Een niet ter zake doende discussie is bij uitstek Griekenland. Europarlementariër Hans van Baalen (VVD) meldt dat Griekenland misschien de EU moet verlaten en dat levert wat debat op. Op dezelfde manier leveren Paul Tangs uitspraken over TTIP wat debat op. Maar in beide gevallen doet het debat er niet toe. Europarlementariërs gaan niet over een vertrek van Griekenland en ze onderhandelen niet over TTIP en dus weten ze niet wat de stand van de onderhandelingen is. Hun informatie is even slecht als die van de Tweede Kamer.

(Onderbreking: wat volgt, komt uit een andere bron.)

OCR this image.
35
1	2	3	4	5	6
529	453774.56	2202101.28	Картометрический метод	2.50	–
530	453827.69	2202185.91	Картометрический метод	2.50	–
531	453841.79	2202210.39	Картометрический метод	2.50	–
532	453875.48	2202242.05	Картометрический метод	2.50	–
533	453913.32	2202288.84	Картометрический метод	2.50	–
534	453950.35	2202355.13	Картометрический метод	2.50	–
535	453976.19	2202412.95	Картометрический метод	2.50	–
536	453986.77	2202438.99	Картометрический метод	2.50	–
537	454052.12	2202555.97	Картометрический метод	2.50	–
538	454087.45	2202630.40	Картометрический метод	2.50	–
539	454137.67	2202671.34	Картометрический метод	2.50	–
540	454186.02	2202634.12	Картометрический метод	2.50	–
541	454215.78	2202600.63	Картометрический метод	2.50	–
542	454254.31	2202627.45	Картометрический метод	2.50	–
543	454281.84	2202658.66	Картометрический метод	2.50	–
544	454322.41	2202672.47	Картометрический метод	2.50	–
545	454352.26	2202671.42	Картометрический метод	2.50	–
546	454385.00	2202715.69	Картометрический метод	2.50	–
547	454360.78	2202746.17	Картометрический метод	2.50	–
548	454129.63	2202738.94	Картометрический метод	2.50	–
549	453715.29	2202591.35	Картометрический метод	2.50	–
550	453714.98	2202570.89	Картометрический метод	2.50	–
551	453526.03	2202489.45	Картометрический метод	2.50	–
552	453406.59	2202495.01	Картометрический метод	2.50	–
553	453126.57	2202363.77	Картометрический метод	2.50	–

Een andere mogelijkheid is dat Europarlementariërs allerlei voorkeuren uitventen op thema’s die het waard zijn op zich op te profileren. Peter van Dalen (ChristenUnie) vertelt uitgebreid over transport, want daar houdt hij zich mee bezig. Dennis de Jong (SP) gaat uitgebreid in op zijn visie dat er niet minder, maar meer Europa zal komen en Paul Tang probeert punten te scoren door aandacht te vragen voor de detacheringsrichtlijn en sociale dumping.

Vrijblijvendheid

Soms lijkt de discussie heel even relevant, bijvoorbeeld als Dennis de Jong zegt dat het beter is als de OESO zich met belastingontwijking door grote bedrijven gaat bezighouden in plaats van Europa omdat dan veel meer landen meedoen. Hij krijgt ferme tegenstand van D66 en GroenLinks en zo lijkt er toch sprake van een echt debat. Maar ook nu geldt dat dit debat niet gevoerd had hoeven worden, want krachten buiten de zaal hebben bepaald dat het toch Europa is die het initiatief neemt. Zo blijft het rondetafelgesprek een opeenstapeling van vrijblijvendheid.

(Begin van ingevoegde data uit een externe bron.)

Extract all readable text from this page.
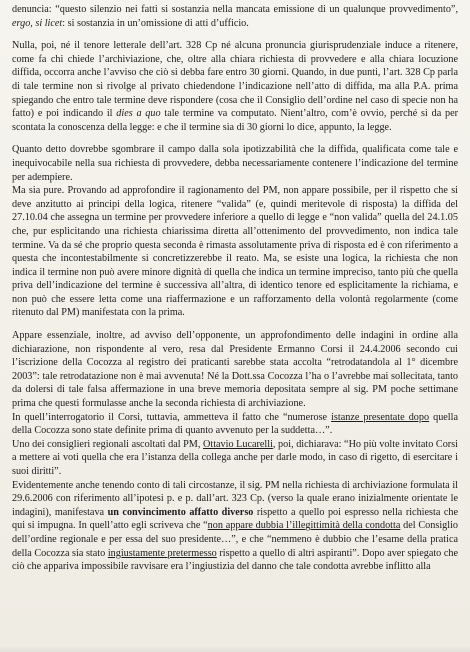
denuncia: “questo silenzio nei fatti si sostanzia nella mancata emissione di un qualunque provvedimento”, ergo, si licet: si sostanzia in un’omissione di atti d’ufficio.

Nulla, poi, né il tenore letterale dell’art. 328 Cp né alcuna pronuncia giurisprudenziale induce a ritenere, come fa chi chiede l’archiviazione, che, oltre alla chiara richiesta di provvedere e alla chiara locuzione diffida, occorra anche l’avviso che ciò si debba fare entro 30 giorni. Quando, in due punti, l’art. 328 Cp parla di tale termine non si rivolge al privato chiedendone l’indicazione nell’atto di diffida, ma alla P.A. prima spiegando che entro tale termine deve rispondere (cosa che il Consiglio dell’ordine nel caso di specie non ha fatto) e poi indicando il dies a quo tale termine va computato. Nient’altro, com’è ovvio, perché si da per scontata la conoscenza della legge: e che il termine sia di 30 giorni lo dice, appunto, la legge.

Quanto detto dovrebbe sgombrare il campo dalla sola ipotizzabilità che la diffida, qualificata come tale e inequivocabile nella sua richiesta di provvedere, debba necessariamente contenere l’indicazione del termine per adempiere.

Ma sia pure. Provando ad approfondire il ragionamento del PM, non appare possibile, per il rispetto che si deve anzitutto ai principi della logica, ritenere “valida” (e, quindi meritevole di risposta) la diffida del 27.10.04 che assegna un termine per provvedere inferiore a quello di legge e “non valida” quella del 24.1.05 che, pur esplicitando una richiesta chiarissima diretta all’ottenimento del provvedimento, non indica tale termine. Va da sé che proprio questa seconda è rimasta assolutamente priva di risposta ed è con riferimento a questa che incontestabilmente si concretizzerebbe il reato. Ma, se esiste una logica, la richiesta che non indica il termine non può avere minore dignità di quella che indica un termine impreciso, tanto più che quella priva dell’indicazione del termine è successiva all’altra, di identico tenore ed esplicitamente la richiama, e non può che essere letta come una riaffermazione e un rafforzamento della volontà regolarmente (come ritenuto dal PM) manifestata con la prima.

Appare essenziale, inoltre, ad avviso dell’opponente, un approfondimento delle indagini in ordine alla dichiarazione, non rispondente al vero, resa dal Presidente Ermanno Corsi il 24.4.2006 secondo cui l’iscrizione della Cocozza al registro dei praticanti sarebbe stata accolta “retrodatandola al 1° dicembre 2003”: tale retrodatazione non è mai avvenuta! Né la Dott.ssa Cocozza l’ha o l’avrebbe mai sollecitata, tanto da dolersi di tale falsa affermazione in una breve memoria depositata sempre al sig. PM poche settimane prima che questi formulasse anche la seconda richiesta di archiviazione.

In quell’interrogatorio il Corsi, tuttavia, ammetteva il fatto che “numerose istanze presentate dopo quella della Cocozza sono state definite prima di quanto avvenuto per la suddetta…”.

Uno dei consiglieri regionali ascoltati dal PM, Ottavio Lucarelli, poi, dichiarava: “Ho più volte invitato Corsi a mettere ai voti quella che era l’istanza della collega anche per darle modo, in caso di rigetto, di esercitare i suoi diritti”.

Evidentemente anche tenendo conto di tali circostanze, il sig. PM nella richiesta di archiviazione formulata il 29.6.2006 con riferimento all’ipotesi p. e p. dall’art. 323 Cp. (verso la quale erano inizialmente orientate le indagini), manifestava un convincimento affatto diverso rispetto a quello poi espresso nella richiesta che qui si impugna. In quell’atto egli scriveva che “non appare dubbia l’illegittimità della condotta del Consiglio dell’ordine regionale e per essa del suo presidente…”, e che “nemmeno è dubbio che l’esame della pratica della Cocozza sia stato ingiustamente pretermesso rispetto a quello di altri aspiranti”. Dopo aver spiegato che ciò che appariva impossibile ravvisare era l’ingiustizia del danno che tale condotta avrebbe inflitto alla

‘Wat lekker divers is dit allemaal’, zegt Kamerlid Jesse Klaver (GroenLinks). Harry van Bommel noemt het een ‘grabbelton’. Echt hinderen doet het niemand. Europarlementariër Jeroen Lenaers (CDA) wil nog wel even kwijt dat er een probleem is met bootvluchtelingen. Volgende onderwerp.

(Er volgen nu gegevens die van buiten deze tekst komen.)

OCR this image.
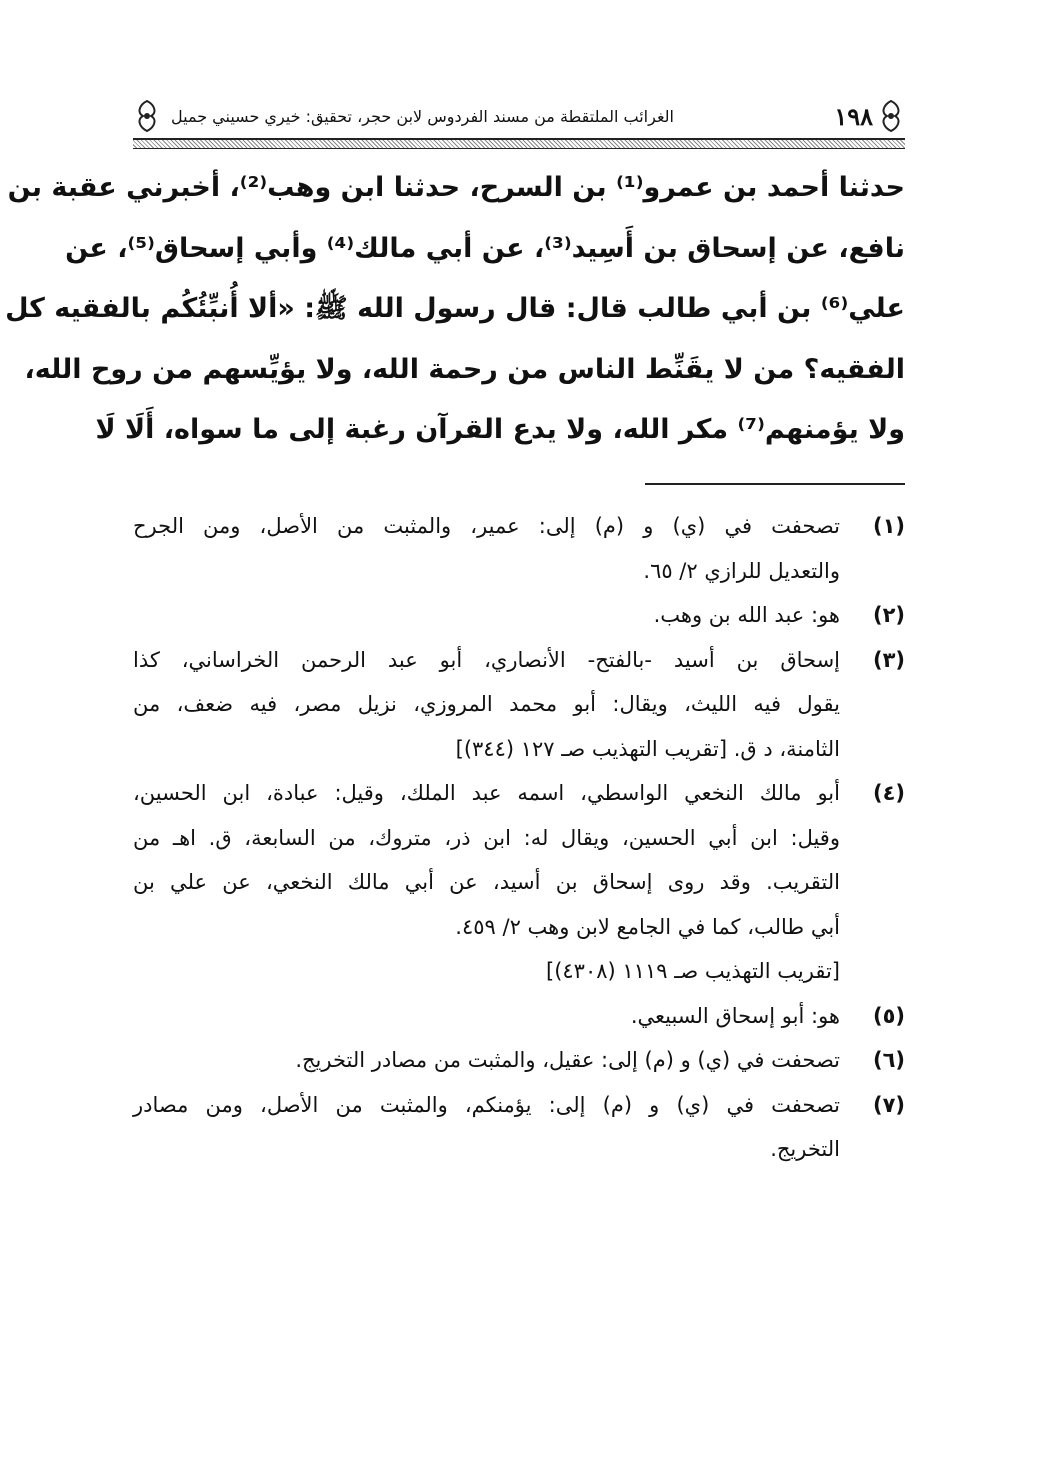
١٩٨
الغرائب الملتقطة من مسند الفردوس لابن حجر، تحقيق: خيري حسيني جميل
حدثنا أحمد بن عمرو⁽¹⁾ بن السرح، حدثنا ابن وهب⁽²⁾، أخبرني عقبة بن
نافع، عن إسحاق بن أَسِيد⁽³⁾، عن أبي مالك⁽⁴⁾ وأبي إسحاق⁽⁵⁾، عن
علي⁽⁶⁾ بن أبي طالب قال: قال رسول الله ﷺ: «ألا أُنبِّئُكُم بالفقيه كل
الفقيه؟ من لا يقَنِّط الناس من رحمة الله، ولا يؤيِّسهم من روح الله،
ولا يؤمنهم⁽⁷⁾ مكر الله، ولا يدع القرآن رغبة إلى ما سواه، أَلَا لَا
(١)
تصحفت في (ي) و (م) إلى: عمير، والمثبت من الأصل، ومن الجرح
والتعديل للرازي ٢/ ٦٥.
(٢)
هو: عبد الله بن وهب.
(٣)
إسحاق بن أسيد -بالفتح- الأنصاري، أبو عبد الرحمن الخراساني، كذا
يقول فيه الليث، ويقال: أبو محمد المروزي، نزيل مصر، فيه ضعف، من
الثامنة، د ق. [تقريب التهذيب صـ ١٢٧ (٣٤٤)]
(٤)
أبو مالك النخعي الواسطي، اسمه عبد الملك، وقيل: عبادة، ابن الحسين،
وقيل: ابن أبي الحسين، ويقال له: ابن ذر، متروك، من السابعة، ق. اهـ من
التقريب. وقد روى إسحاق بن أسيد، عن أبي مالك النخعي، عن علي بن
أبي طالب، كما في الجامع لابن وهب ٢/ ٤٥٩.
[تقريب التهذيب صـ ١١١٩ (٤٣٠٨)]
(٥)
هو: أبو إسحاق السبيعي.
(٦)
تصحفت في (ي) و (م) إلى: عقيل، والمثبت من مصادر التخريج.
(٧)
تصحفت في (ي) و (م) إلى: يؤمنكم، والمثبت من الأصل، ومن مصادر
التخريج.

Later die middag doen de Europarlementariërs dit ritueel nog eens dunnetjes over in de plenaire zaal. Ze zijn feitelijk de intermezzo’s tussen de bijdragen van Kamerleden, want die voeren het echte debat. Europarlementariërs mogen niet meediscussiëren en Kamerleden mogen hun bijdragen ook niet interrumperen. Voorzitter Anouchka van Miltenburg (VVD) legt omstandig uit aan welke regels de Europarlementariërs zich hier moeten houden. En dus beperken ze zich tot speeches waarop niemand reageert, net zoals ze dat in Brussel en Straatsburg gewend zijn.

Waarom waren die Europarlementariërs toch in Den Haag, vraag je je af.